A wood with a view
An ancient woodland to explore, with added panorama of the North Devon landscape
Seeing the woods for the trees, and beyond
There's much to see both within and looking out from the reserve. Take a path under mature oaks, ashes and hazel coppice to discover glades of spring woodland flowers, while the level hilltop location, just a few miles south of Barnstaple, gives wide views of the surrounding countryside.
A woodland community in action
Uppacott wood is home to a rich variety of woodland plants, birds, butterflies, lichens and fungi, many of which are indicators of ancient woodland. In spring, woodland flowers such as violets, wood sorrel, betony, sanicle, common twayblade and early purple orchid colour the edges of dappled glades and shady paths, before the leaf canopy closes overhead later in the year.
While these plants are associated with ancient woodland, the mature trees here are no more than 200 years old, giving an insight into past management history. Trees with dead branches are now retained to provide homes for hole nesting birds and the insects on which they feed, as revealed by the drumming of great spotted woodpeckers echoing through the wood.

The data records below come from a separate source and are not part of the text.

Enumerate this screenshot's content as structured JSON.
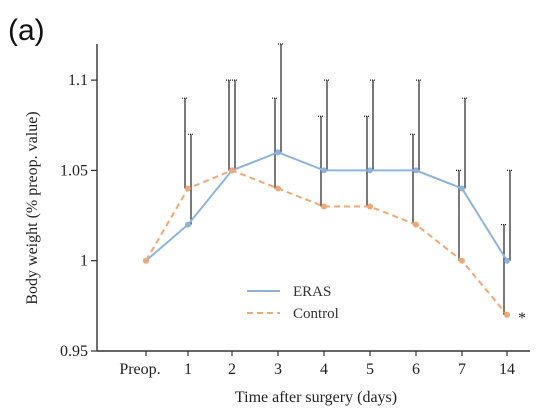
{
  "panel_label": "(a)",
  "chart_data": {
    "type": "line",
    "title": "",
    "xlabel": "Time after surgery (days)",
    "ylabel": "Body weight (% preop. value)",
    "categories": [
      "Preop.",
      "1",
      "2",
      "3",
      "4",
      "5",
      "6",
      "7",
      "14"
    ],
    "ylim": [
      0.95,
      1.12
    ],
    "yticks": [
      0.95,
      1,
      1.05,
      1.1
    ],
    "ytick_labels": [
      "0.95",
      "1",
      "1.05",
      "1.1"
    ],
    "grid": false,
    "legend_position": "bottom-center",
    "series": [
      {
        "name": "ERAS",
        "color": "#8fb3dd",
        "style": "solid",
        "values": [
          1.0,
          1.02,
          1.05,
          1.06,
          1.05,
          1.05,
          1.05,
          1.04,
          1.0
        ],
        "error_upper": [
          null,
          1.07,
          1.1,
          1.12,
          1.1,
          1.1,
          1.1,
          1.09,
          1.05
        ]
      },
      {
        "name": "Control",
        "color": "#f0a878",
        "style": "dashed",
        "values": [
          1.0,
          1.04,
          1.05,
          1.04,
          1.03,
          1.03,
          1.02,
          1.0,
          0.97
        ],
        "error_upper": [
          null,
          1.09,
          1.1,
          1.09,
          1.08,
          1.08,
          1.07,
          1.05,
          1.02
        ]
      }
    ],
    "annotations": [
      {
        "text": "*",
        "category": "14",
        "y": 0.97
      }
    ]
  }
}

The woodland was bequeathed to DWT in 1998 by Mr Eustace Ian Scott, who lived at Uppacott Farm. DWT Barnstaple & District Local Group is very actively involved looking after the reserve's wildlife and habitats.
Coppicing, creating glades for flowers and butterflies, hedge steeping (laying), and maintaining path access and signs for visitors, are regularly carried out by the Group, together with wildlife surveys, special nestbox checks, researching the area's history and helping prepare the nature reserve management plan.
Find out more about volunteering at DWT nature reserves.
The Local Group laid out the path network crossing woodbanks and ditches around the site's 11 compartments. Follow the trail for a tour of the reserve's main features: mature oak woodland, hazel coppice, glades, bramble and fern understorey, and wet woodland with alder and ragged robin.
You may encounter some of the many butterfly, 40 bird and 100 plant species recorded here.
Silver-washed fritillary (photo: M Symes)
The route also passes by a special tree: Devon whitebeam. The whitish downy undersides of the leaves give the tree its common name, along with the fact that this extremely rare endemic species exists in only a few places, mostly in north Devon, and nowhere else in the world. A small tree, late May is the time to see its white flowers dotting the understorey, developing into ripe orange-brown fruits at the end of October.